Before entering her doctoral program at Harvard — where she is currently enrolled and working on her dissertation — Schifter took a break from school and landed a job with Dodd’s office. She worked as an education fellow for the Senate Health, Education, Labor and Pensions Committee, specializing in policy issues, service learning and the Elementary and Secondary Education Act.

“It might not be as direct of an impact as a teacher to a student, but it’s a more diminished effect on a lot of children,” Schifter said. “I still don’t know which one I ultimately want to do. I want to see how far I can take this policy direction.”

Schifter continued to pursue the policy track and began work with the House Education and Labor Committee three months ago.
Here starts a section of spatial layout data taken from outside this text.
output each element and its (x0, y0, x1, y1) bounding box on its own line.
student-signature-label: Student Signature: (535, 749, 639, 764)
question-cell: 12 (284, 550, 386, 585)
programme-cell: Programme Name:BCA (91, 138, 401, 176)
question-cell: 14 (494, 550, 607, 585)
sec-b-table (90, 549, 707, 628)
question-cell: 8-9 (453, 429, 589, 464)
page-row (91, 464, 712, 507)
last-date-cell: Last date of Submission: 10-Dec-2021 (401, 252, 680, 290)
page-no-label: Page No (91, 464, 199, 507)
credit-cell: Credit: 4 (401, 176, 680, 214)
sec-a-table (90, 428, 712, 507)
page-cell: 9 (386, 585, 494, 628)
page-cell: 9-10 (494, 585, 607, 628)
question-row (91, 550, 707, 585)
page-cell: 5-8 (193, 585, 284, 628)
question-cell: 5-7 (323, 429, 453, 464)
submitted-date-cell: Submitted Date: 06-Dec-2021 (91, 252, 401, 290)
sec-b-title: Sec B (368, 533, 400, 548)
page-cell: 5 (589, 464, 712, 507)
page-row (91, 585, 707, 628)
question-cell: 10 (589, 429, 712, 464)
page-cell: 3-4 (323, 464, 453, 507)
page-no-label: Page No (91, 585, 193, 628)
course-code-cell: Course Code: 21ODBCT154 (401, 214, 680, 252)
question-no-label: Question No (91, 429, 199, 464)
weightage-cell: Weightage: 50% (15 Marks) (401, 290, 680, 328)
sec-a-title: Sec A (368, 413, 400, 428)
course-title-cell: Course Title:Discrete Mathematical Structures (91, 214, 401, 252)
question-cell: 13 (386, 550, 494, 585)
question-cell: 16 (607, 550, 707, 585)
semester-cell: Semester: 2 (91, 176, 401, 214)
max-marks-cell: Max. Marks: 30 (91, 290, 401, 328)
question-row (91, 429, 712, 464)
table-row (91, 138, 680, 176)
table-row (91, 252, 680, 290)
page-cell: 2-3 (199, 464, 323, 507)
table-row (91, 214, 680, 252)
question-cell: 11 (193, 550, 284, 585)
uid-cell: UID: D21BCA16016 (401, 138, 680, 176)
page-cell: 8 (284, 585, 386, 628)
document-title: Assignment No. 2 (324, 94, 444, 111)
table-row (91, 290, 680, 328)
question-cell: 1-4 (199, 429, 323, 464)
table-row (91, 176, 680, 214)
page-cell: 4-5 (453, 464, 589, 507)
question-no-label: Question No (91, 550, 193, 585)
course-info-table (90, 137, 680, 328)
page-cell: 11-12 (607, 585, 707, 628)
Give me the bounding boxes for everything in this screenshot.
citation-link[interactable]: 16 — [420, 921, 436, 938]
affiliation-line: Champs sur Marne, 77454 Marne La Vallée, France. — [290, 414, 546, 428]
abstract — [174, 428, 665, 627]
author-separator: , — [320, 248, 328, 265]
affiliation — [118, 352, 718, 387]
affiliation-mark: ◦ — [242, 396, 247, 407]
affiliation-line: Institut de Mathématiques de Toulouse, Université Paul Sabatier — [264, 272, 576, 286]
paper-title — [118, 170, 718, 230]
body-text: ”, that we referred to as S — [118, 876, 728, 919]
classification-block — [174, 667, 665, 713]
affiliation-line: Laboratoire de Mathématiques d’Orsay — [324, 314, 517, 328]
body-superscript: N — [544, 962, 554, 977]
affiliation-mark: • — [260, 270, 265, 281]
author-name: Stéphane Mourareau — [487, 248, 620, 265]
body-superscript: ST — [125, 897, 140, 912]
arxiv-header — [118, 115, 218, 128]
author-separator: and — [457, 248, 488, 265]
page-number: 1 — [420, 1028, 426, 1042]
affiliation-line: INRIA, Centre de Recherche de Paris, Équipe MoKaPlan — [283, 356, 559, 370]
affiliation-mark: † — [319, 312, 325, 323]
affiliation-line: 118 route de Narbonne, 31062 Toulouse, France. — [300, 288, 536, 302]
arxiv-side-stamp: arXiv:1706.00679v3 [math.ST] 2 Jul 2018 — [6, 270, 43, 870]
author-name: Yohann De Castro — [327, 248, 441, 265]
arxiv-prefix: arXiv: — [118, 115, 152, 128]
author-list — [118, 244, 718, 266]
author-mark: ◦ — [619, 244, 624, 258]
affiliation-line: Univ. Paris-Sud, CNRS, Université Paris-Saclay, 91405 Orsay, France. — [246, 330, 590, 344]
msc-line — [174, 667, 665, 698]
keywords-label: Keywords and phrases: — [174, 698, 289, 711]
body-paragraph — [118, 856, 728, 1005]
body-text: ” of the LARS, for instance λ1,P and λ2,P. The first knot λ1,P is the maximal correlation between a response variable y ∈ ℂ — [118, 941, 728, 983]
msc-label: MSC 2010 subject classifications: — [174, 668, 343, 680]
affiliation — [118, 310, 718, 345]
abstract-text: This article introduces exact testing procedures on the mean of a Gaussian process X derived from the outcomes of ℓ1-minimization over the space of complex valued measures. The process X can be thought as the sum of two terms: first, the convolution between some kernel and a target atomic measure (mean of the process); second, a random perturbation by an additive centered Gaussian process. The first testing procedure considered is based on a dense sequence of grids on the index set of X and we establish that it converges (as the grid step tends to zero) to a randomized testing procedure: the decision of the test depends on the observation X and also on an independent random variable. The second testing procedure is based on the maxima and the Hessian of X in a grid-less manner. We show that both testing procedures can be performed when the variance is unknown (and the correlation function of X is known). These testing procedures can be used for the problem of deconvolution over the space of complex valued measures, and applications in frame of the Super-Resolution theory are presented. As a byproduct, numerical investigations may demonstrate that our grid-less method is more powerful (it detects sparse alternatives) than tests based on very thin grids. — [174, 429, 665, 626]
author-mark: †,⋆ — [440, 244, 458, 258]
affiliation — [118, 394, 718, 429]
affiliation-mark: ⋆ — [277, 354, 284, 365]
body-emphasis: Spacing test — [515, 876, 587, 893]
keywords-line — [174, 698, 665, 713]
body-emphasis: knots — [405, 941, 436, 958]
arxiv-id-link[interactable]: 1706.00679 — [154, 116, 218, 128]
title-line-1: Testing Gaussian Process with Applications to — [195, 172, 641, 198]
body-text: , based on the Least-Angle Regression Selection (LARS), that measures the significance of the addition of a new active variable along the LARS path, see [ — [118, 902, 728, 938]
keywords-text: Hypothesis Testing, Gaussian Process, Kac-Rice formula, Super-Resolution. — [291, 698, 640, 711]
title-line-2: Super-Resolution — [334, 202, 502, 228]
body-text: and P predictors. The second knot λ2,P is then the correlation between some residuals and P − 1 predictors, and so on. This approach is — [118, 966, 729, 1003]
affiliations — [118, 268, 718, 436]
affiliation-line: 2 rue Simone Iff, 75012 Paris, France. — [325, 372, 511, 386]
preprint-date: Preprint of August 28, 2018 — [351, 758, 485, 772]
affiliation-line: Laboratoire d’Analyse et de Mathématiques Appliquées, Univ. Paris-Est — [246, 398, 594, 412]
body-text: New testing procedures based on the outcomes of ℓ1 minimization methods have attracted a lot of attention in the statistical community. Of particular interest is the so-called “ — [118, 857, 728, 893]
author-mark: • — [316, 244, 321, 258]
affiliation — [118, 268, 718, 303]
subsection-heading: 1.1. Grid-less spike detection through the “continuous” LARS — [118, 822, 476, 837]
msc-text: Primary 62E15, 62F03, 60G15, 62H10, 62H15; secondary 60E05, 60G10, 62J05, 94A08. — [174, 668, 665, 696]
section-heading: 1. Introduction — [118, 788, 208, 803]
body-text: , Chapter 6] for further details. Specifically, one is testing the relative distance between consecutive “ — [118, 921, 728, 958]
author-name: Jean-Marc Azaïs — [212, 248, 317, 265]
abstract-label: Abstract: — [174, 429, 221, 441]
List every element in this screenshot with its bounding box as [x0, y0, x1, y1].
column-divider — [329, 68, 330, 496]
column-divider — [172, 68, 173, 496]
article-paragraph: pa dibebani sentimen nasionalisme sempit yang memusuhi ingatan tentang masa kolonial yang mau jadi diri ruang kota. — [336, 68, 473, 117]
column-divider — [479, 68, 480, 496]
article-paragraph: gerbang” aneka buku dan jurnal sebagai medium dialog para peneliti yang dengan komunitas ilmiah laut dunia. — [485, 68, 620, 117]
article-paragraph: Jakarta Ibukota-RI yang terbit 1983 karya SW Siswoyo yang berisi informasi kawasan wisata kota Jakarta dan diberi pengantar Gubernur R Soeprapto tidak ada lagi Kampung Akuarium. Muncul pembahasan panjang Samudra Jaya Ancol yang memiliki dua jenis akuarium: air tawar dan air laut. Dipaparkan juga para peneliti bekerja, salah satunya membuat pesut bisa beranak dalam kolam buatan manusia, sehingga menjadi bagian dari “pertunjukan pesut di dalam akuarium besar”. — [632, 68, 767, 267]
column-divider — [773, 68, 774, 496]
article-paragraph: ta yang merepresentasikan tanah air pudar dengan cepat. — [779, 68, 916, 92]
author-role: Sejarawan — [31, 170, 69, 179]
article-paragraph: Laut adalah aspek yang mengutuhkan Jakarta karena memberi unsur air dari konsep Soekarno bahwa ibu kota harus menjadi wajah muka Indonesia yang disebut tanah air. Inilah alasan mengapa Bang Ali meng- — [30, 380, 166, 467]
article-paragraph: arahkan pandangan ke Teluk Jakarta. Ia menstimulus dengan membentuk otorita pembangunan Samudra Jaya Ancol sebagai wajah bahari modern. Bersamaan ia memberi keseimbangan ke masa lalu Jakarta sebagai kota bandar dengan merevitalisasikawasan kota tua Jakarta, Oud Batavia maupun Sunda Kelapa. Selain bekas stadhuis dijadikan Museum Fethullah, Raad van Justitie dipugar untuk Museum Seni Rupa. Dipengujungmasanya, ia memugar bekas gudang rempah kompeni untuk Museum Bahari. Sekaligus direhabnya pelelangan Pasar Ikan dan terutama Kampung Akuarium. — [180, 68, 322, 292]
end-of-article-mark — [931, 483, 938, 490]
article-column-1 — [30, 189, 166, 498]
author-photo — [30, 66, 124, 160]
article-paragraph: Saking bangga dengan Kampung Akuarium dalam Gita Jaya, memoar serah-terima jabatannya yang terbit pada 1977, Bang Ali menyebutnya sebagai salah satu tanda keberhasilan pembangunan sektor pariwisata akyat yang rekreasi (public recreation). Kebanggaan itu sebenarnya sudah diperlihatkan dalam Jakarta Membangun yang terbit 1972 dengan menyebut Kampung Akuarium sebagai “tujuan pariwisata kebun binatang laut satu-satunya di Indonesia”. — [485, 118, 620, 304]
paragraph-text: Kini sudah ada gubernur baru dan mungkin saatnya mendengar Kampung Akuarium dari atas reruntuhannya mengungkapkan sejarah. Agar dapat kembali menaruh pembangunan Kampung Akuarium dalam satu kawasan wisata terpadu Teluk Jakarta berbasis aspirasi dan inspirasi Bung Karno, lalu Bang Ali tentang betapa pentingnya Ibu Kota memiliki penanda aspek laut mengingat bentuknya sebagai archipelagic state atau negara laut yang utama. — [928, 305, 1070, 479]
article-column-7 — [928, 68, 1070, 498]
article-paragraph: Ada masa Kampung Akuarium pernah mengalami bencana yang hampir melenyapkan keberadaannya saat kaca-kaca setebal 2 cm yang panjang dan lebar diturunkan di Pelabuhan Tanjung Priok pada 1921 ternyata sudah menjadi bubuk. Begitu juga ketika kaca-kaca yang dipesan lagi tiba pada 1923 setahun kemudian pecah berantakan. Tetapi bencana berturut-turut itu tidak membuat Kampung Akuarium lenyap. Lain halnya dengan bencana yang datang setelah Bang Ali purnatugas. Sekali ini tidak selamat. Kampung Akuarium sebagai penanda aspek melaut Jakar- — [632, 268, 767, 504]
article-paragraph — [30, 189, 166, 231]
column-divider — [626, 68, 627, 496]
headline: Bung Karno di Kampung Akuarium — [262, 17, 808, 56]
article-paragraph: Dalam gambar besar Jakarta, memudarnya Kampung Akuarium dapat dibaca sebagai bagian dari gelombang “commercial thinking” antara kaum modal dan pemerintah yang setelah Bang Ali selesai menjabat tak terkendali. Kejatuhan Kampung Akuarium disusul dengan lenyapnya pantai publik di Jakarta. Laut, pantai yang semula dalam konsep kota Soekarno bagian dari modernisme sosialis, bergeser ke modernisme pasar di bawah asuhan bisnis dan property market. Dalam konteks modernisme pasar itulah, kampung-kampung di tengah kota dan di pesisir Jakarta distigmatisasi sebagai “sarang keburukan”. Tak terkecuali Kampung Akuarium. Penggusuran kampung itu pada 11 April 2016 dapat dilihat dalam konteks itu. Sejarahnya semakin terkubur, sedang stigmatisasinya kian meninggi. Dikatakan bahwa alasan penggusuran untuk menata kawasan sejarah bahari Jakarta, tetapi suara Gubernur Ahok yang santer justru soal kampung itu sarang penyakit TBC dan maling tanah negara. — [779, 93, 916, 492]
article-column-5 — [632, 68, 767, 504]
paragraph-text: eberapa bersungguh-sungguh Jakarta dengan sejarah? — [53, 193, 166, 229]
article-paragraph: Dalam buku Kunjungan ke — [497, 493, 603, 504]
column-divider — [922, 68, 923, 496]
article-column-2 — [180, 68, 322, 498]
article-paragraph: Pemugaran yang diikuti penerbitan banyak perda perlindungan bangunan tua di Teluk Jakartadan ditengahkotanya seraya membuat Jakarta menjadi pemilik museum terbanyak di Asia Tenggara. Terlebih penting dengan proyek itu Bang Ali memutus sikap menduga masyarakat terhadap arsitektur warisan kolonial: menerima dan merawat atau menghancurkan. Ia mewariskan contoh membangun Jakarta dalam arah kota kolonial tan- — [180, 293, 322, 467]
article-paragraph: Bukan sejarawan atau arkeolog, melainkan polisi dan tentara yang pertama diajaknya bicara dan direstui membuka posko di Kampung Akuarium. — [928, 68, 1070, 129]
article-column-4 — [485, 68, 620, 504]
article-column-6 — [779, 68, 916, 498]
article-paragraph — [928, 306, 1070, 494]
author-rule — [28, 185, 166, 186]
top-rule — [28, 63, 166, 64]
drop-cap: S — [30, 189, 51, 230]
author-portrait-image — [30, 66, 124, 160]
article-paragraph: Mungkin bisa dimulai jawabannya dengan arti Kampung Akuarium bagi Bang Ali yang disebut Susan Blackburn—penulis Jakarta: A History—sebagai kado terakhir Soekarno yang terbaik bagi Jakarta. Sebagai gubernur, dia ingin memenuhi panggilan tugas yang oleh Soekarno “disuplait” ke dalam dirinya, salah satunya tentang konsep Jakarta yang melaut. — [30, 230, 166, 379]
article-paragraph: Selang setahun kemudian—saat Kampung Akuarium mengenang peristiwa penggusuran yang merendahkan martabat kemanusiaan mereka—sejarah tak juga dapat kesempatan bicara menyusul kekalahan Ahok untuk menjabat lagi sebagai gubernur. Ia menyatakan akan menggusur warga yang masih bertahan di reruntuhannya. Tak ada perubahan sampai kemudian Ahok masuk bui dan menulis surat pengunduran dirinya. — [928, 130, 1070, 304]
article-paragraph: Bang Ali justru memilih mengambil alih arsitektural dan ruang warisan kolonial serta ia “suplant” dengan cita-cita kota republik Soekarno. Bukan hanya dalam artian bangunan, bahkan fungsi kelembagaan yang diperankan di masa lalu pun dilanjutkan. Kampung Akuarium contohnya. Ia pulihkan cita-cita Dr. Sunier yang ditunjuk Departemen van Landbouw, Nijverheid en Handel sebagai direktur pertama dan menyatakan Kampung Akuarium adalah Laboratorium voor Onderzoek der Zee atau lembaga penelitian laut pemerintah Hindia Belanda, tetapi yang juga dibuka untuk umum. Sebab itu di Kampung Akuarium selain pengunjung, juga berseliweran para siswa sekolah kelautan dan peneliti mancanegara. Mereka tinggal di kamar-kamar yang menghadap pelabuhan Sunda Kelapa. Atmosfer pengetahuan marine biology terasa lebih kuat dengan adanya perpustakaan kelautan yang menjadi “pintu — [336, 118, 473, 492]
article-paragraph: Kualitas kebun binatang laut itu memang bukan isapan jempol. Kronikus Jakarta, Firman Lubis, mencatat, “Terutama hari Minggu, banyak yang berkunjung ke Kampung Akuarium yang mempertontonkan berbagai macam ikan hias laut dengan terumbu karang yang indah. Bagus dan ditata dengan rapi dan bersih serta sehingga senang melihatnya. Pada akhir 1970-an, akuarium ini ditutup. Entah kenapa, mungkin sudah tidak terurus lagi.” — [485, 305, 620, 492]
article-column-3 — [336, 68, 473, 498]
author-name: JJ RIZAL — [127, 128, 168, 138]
She covers disability issues and, specifically, the reauthorization of the ESEA.

“Special education is a pretty new field, and I think we are still in the experimental phase of figuring things out,” Schifter said. “With ESEA reauthorization, we are really looking at providing more support for teachers and thinking about issues from the start as opposed to trying to retrofit everything later.”

She said support from her family and teachers has remained a driving force in her life. Looking back on her own battle with dyslexia has made Schifter even more appreciative of the ADA’s 20th anniversary, which will remain a defining moment in her career.

“When the president was speaking, you heard people yelling and getting invigorated and really celebrating all that has been accomplished in the past 20 years,” Schifter said. “You know, you look in the crowd and you see many people with disabilities — visible and not visible — and everyone coming together under the same ideals. Just taking it all in was amazing. It was the coolest day of my life.”